The royal house of Mitanni—the Aram-Nahairam of the Hebrews—had given in marriage several successive princesses to the kings of Egypt. Tothmes III, during his wars of conquest in western Asia, had obtained a princess of Mitanni in marriage, and this alliance was further cemented by the Egyptian kings, his successors, to the period of Amenophis III, the father of Khu n Aten, Amenophis IV.

These frequent alliances had brought about an inclination for the gods of the Mesopotamian mothers, and after while this younger son of the royal house of Egypt, openly professed his adoption of the worship of Aten, the supreme Baal of the Semitic people of Asia, and attempted to substitute this for the worship of Amon, the god of Thebes. He erased the name of the Egyptian god from the monuments and temples wherever found. This so aroused the indignation of the powerful priesthood devoted to the worship of Amon, that Amenophis found it necessary to leave for a time the capital of his kingdom at Thebes and to found another elsewhere.

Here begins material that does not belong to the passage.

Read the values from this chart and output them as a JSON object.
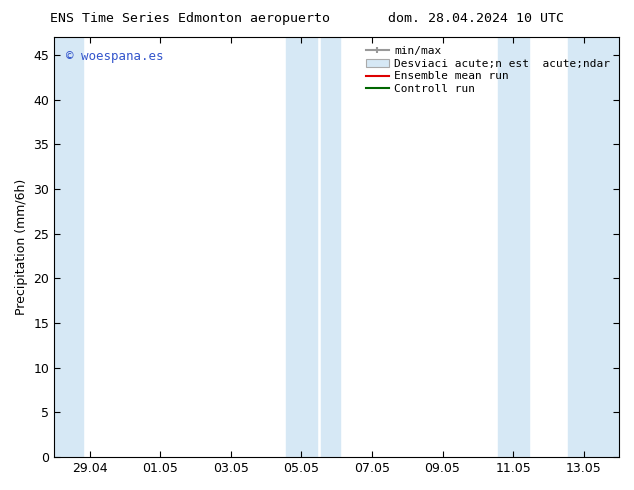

This was established on the site of the modern Tel-el-Armana. The king took to himself a new title, Khu n Aten, “The Splendor of the Sun’s Disc,” by which name also he designated his new city. His reign after this seems to have been of short duration. After him, two or three princes of his house succeeded him, but with him Egyptian supremacy in western Asia was at an end and the subject provinces of Syria and Palestine passed out of Egyptian hands and rule.

The mummy of this monarch has recently been found in a royal sepulcher of the kings of Thebes with those of other kings of this ancient dynasty.

The revolt against the heretical king was extensive and Egypt was distracted with civil wars. The adherents of the ancient religions soon brought the worship of the new heresy to an end, and Rameses, first king of the nineteenth dynasty, restored the worship of Amon and the ancient gods of Egypt, with all power and dignity and brought with him a return of peace.